There are a few limitations in this study. We observed an increase in lymphocytes in BALF of mice due to hUC-MSC administration. The different subgroups of lymphocytes, including regulatory T cells, were not determined in our study. In addition, interactions of hUC-MSCs with lymphocytes are not fully understood. The pulmonary function and the underlying mechanism of the hUC-MSCs in COPD will be determined in the future. Moreover, the adverse effects of fibroblasts by hUC-MSCs in vivo are still unclear, which should be evaluated in future work.
Conclusions
In conclusion, hUC-MSCs reduced the emphysema severity and inflammatory responses in mice with CS-induced emphysema. hUC-MSCs increased the proliferation of fibroblasts after CSE exposure. hUC-MSCs may mitigate COPD in mice after CS exposure.

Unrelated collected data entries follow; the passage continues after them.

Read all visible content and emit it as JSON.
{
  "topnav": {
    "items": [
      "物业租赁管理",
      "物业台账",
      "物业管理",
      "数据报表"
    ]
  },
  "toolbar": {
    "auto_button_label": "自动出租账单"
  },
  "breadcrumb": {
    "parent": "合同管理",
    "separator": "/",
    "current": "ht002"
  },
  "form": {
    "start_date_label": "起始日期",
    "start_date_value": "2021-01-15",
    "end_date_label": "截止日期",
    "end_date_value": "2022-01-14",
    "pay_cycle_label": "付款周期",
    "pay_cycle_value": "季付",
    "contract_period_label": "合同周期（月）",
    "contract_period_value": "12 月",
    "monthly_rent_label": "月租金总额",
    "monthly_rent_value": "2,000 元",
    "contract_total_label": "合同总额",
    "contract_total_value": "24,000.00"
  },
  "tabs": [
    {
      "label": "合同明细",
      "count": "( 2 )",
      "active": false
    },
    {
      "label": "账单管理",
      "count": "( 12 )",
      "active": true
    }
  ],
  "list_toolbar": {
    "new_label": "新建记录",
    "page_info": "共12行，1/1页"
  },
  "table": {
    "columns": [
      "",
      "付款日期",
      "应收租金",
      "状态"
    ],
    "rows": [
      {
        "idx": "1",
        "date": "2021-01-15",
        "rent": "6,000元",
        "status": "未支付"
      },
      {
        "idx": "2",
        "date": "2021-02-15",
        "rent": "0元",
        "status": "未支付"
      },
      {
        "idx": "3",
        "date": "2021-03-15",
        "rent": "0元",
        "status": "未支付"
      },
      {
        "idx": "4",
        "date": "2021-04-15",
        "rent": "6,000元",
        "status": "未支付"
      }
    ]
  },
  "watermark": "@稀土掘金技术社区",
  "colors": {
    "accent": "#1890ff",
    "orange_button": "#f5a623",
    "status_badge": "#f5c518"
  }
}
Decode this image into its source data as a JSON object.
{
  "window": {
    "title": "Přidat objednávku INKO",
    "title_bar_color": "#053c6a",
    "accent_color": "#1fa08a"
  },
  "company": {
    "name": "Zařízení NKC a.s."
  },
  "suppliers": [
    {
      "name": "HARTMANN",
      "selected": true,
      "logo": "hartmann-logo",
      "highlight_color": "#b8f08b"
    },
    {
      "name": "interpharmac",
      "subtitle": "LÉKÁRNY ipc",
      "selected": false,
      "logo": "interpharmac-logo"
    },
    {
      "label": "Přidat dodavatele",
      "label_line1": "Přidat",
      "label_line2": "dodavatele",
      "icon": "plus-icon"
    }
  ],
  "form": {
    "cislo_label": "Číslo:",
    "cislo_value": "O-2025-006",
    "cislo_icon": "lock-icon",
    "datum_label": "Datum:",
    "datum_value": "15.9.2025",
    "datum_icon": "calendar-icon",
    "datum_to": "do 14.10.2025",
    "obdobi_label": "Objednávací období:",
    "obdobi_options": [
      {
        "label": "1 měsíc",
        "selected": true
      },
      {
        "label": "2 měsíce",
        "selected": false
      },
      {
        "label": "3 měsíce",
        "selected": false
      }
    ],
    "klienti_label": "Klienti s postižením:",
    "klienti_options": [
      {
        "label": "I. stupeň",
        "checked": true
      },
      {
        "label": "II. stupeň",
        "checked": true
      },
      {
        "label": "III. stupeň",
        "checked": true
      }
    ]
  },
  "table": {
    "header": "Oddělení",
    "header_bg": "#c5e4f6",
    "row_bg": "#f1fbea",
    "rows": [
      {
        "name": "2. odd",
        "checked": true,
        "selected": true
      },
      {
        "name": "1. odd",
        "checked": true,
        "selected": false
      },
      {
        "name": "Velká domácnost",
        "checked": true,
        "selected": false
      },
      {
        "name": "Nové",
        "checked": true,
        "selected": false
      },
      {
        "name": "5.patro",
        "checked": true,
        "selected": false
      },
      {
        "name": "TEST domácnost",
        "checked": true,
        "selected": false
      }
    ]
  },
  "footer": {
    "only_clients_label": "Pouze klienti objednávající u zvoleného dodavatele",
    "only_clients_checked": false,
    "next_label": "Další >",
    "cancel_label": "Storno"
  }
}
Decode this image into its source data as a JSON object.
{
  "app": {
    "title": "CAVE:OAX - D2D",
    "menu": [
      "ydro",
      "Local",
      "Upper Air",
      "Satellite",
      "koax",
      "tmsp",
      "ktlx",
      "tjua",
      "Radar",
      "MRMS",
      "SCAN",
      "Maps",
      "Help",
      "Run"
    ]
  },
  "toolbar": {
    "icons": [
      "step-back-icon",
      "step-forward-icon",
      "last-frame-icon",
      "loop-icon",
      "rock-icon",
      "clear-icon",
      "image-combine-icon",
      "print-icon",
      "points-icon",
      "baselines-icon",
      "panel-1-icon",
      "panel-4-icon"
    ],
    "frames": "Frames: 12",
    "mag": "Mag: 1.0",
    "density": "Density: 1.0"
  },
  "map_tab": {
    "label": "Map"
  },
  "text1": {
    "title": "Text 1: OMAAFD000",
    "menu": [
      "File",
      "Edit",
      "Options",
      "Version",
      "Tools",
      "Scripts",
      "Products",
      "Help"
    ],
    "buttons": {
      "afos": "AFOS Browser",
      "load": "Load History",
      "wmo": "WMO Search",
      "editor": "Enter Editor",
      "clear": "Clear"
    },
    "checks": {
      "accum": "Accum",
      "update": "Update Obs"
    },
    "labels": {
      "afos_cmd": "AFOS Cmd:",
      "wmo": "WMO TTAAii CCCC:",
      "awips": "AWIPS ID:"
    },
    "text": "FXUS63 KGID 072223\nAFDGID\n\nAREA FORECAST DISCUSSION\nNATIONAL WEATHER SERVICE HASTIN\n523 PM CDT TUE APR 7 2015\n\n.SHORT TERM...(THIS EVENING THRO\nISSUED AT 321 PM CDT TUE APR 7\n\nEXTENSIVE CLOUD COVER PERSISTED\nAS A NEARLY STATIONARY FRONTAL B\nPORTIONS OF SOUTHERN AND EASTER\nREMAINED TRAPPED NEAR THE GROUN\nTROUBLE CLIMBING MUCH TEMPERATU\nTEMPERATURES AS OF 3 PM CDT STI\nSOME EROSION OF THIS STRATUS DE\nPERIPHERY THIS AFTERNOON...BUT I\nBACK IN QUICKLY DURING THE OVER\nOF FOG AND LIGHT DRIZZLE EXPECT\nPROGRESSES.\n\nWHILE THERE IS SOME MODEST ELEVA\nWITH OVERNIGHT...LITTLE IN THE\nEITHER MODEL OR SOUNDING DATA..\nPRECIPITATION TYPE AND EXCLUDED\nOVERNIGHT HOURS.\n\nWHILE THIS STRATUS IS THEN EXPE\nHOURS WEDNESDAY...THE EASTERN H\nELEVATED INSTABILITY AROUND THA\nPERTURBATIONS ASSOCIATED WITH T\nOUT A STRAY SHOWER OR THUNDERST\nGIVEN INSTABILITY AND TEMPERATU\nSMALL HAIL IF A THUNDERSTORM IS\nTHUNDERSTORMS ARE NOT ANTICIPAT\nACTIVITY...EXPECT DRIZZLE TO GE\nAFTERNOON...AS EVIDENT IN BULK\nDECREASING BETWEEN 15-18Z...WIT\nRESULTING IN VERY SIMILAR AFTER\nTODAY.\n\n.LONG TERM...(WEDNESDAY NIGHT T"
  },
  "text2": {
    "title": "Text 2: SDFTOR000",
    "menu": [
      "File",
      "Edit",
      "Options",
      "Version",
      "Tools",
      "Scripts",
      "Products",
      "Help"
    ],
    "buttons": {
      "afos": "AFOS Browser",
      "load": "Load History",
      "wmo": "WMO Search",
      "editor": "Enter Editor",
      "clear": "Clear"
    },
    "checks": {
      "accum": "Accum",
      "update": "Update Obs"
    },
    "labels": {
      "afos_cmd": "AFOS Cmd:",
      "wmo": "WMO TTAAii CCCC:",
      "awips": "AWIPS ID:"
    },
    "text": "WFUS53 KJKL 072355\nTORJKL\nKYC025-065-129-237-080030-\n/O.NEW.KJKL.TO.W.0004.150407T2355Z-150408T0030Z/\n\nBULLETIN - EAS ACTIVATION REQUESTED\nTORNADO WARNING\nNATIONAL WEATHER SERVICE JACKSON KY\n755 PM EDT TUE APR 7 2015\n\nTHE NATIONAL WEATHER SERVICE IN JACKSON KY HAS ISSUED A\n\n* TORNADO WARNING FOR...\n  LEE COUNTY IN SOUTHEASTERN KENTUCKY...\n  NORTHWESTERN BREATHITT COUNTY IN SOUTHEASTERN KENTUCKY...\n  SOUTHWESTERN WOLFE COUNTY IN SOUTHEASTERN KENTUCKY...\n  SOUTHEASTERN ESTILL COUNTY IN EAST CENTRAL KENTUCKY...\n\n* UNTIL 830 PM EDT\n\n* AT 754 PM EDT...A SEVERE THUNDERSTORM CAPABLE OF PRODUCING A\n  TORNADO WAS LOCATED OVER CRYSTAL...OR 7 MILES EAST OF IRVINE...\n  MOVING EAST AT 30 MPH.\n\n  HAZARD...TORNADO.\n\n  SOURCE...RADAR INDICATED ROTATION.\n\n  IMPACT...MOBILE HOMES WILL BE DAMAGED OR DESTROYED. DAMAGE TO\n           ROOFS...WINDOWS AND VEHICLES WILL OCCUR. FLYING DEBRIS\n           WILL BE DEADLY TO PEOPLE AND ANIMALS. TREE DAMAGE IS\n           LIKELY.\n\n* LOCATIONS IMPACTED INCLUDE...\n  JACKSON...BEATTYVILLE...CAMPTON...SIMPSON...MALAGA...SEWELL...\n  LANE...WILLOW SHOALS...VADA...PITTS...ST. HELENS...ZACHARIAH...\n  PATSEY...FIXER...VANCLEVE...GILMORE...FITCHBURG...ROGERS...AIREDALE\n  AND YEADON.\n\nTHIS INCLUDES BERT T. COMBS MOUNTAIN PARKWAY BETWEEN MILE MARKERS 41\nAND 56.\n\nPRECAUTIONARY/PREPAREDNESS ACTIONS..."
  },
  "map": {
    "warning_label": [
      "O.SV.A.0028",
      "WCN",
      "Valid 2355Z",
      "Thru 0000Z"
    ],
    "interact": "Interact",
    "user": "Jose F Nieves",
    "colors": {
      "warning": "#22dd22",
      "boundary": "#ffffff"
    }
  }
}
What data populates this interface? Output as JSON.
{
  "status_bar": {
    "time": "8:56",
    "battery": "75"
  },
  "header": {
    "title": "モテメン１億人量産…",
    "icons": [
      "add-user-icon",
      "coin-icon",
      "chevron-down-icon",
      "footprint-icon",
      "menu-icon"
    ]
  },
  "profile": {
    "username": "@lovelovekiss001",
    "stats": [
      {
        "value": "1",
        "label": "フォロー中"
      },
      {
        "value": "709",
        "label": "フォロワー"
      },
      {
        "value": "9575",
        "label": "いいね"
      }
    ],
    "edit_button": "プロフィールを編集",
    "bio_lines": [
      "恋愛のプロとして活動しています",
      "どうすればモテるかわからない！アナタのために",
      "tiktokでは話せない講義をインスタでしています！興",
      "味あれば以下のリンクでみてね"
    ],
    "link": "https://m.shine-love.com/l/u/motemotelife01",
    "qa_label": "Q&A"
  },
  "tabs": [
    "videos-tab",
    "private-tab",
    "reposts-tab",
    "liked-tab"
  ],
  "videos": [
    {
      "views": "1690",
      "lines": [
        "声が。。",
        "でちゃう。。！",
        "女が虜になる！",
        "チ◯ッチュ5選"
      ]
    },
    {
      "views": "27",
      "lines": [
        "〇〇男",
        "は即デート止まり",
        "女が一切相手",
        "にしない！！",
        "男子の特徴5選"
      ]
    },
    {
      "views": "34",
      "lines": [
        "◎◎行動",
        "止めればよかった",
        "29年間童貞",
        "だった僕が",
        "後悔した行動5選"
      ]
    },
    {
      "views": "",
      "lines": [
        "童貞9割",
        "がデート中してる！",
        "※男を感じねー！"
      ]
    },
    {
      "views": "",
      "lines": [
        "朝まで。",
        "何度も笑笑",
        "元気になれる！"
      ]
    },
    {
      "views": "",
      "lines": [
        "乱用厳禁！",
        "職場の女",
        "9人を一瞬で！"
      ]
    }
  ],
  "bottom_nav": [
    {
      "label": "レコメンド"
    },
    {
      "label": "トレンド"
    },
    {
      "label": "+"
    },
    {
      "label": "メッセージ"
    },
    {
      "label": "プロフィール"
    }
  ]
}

Data Availability Statement
The original contributions presented in the study are included in the article/Supplementary Material, further inquiries can be directed to the corresponding author/s.
Ethics Statement
The studies involving human participants were reviewed and approved by Ethics Committee of the National Cheng Kung University Hospital Institutional Review Board (Tainan, Taiwan; IRB no.: A-BR-104-045). The patients/participants provided their written informed consent to participate in this study. The animal study was reviewed and approved by Animal and Ethics Review Committee of the Laboratory Animal Center, Taipei Medical University, Taipei, Taiwan (IACUC: LAC-2017-0231).
Author Contributions
H-CC and X-YC contributed to interpretation of the data and completion of the manuscript. H-CC, WL, and KC contributed substantially to the concept, design, interpretation of the data, and completion of the study and manuscript. Y-YC and C-HC contributed substantially to the completion of the study. T-CH contributed to the establishment of the cigarette smoke generation system and particle measurement. All authors contributed to critically revising the manuscript for important intellectual content and read and approved the final manuscript.
Funding
This study was supported by a Grant from Meridigen Biotech Co., Ltd., Taipei, Taiwan (2017-TR-VIV-001). The fund was used for designing the study, collecting, analyzing, interpreting the data, and writing the manuscript.
Conflict of Interest
WL, C-HC, and Y-CW are employed by Meridigen Biotech Co., Ltd. The remaining authors declare that the research was conducted in the absence of any commercial or financial relationships that could be construed as a potential conflict of interest.
Publisher's Note
All claims expressed in this article are solely those of the authors and do not necessarily represent those of their affiliated organizations, or those of the publisher, the editors and the reviewers. Any product that may be evaluated in this article, or claim that may be made by its manufacturer, is not guaranteed or endorsed by the publisher.
Acknowledgments
Authors heartedly thank Ms. Yi-Syuan Lin for technical assistance during this project. KC is a Visiting Professor at Taipei Medical University.